Redmart’s new head of tech spent nights stamping envelopes for his first startup - schakraberty
https://www.techinasia.com/patrick-teo-redmart-profile
======
mdip
This is not surprising at all, to me. In fact, I'd speculate that it's
something that _most_ successful "start-up" or "small business" founders end
up doing.

My dad has owned two small businesses in his lifetime (he just retired from
his last). He was a co-owner with two other individuals. There's always those
moments where someone needs to step up and in his case, if he had to ask his
employees to step up, you can bet he was going to be there right along with
them (and in most cases, he was the one who made the biggest sacrifices). I
recall him relaying a story to me about a factory that he was supplying the
parts to. They had a Thursday delivery deadline and were running behind, so my
dad and his staff pulled a few all night shifts to get everything done. They
completed it, but couldn't get all of the parts in the truck so my dad hopped
in with all but two components and drove across three states through the
night, completing the delivery at 4:00 AM the following morning.

On his arrival, the factory manager was annoyed with the missing part and
rolled his eyes. He asked my dad how come they couldn't bring another truck
and lamented at the fact that he, the lowly truck driver had to take the heat.
He explained that it was the only truck he owned and that the other parts
would be coming as soon as he could round-trip it. The shop manager's attitude
changed, immediately, when he realized that my dad _wasn 't_ the driver, but
the owner and that he'd delivered the products by hand and at great personal
expense. Suddenly the urgency of getting those last two parts (selected
because my dad knew they wouldn't be needed immediately) was eliminated.

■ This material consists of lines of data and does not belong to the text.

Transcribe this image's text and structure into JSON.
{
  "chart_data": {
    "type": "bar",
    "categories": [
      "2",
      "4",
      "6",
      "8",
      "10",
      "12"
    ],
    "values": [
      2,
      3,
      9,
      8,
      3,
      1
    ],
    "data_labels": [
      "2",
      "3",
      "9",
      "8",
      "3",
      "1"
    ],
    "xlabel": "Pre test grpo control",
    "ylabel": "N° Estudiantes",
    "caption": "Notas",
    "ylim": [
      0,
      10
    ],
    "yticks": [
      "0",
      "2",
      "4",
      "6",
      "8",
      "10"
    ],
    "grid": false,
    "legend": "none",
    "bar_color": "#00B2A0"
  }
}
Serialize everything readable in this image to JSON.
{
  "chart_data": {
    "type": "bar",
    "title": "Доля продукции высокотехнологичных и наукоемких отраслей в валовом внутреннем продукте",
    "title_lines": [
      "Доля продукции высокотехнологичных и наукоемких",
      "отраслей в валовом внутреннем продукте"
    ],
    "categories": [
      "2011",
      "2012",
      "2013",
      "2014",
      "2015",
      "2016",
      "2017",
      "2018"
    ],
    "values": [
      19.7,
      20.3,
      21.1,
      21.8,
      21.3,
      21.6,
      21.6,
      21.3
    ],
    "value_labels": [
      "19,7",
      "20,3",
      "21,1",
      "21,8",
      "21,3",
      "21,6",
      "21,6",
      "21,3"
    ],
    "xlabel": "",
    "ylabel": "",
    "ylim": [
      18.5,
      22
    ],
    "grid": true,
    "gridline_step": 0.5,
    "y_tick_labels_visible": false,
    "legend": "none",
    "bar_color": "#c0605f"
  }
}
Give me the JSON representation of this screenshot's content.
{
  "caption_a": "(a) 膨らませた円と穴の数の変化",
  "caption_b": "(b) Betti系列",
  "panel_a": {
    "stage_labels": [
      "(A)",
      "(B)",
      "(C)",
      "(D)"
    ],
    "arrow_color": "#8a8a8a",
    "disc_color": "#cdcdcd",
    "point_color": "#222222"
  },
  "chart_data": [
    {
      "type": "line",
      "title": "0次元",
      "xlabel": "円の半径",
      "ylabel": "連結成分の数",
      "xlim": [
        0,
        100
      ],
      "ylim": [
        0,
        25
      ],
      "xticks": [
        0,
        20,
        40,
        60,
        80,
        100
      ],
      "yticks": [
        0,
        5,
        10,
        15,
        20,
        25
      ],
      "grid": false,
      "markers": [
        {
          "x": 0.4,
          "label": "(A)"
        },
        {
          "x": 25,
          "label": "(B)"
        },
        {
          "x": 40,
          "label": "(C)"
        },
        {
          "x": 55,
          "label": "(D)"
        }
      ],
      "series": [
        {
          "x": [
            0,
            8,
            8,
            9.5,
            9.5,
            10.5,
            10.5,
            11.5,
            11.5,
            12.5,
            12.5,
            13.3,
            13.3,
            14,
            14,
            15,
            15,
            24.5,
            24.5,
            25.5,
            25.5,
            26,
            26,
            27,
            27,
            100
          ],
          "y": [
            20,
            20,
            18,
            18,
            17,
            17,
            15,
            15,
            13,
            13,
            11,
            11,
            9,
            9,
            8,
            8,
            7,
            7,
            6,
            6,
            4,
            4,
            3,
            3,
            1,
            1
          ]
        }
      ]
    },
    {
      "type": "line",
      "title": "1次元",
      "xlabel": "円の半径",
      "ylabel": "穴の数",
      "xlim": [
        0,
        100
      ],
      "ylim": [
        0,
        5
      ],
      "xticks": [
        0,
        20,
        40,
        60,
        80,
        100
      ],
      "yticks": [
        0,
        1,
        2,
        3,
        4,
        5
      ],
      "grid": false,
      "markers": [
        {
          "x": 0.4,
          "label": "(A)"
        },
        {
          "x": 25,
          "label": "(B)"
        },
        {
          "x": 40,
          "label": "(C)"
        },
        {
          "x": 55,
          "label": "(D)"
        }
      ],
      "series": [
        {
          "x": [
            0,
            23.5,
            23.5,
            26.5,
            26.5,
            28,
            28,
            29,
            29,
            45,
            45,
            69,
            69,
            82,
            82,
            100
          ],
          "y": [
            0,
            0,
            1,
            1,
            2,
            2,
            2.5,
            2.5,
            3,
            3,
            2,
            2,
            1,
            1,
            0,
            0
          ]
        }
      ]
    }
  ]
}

This story is one of _many_ I've heard and it's the reason my dad's business
was/still is so successful. They supply massive manufacturing companies
(10,000+ employees) who are used to dealing with _other_ large suppliers. The
manager--in this case--was (rightly) surprised that my dad's business was so
small. It's not typical for a company this size to get orders of the size he
regularly received. They (intentionally) didn't usually compete on price, they
competed by consistent, reliable, delivery on commitments and a relentless
pursuit to meet the demands of their customers. That, often, meant the owners
and technical staff (and even the owner's son) assembling parts in the back,
driving the truck for deliveries through the night and, I'd imagine, stamping
envelopes[0].

[0] The closest thing I can think of to that was my dad's desire to save a few
bucks on professional printing by purchasing a Tektronix Phaser printer (it
was a full color, solid ink printer that came with free black ink) and
printing the product catalogs (with images he manually removed the background
of using GIMP) with it. Every time there were catalogue changes, he'd head
back into the office every few hours from 5:00 PM until around 2:00 AM to
change out the paper and ink to keep it printing. It was 2009 and their
customers still expected paper, spiral-bound, catalogs.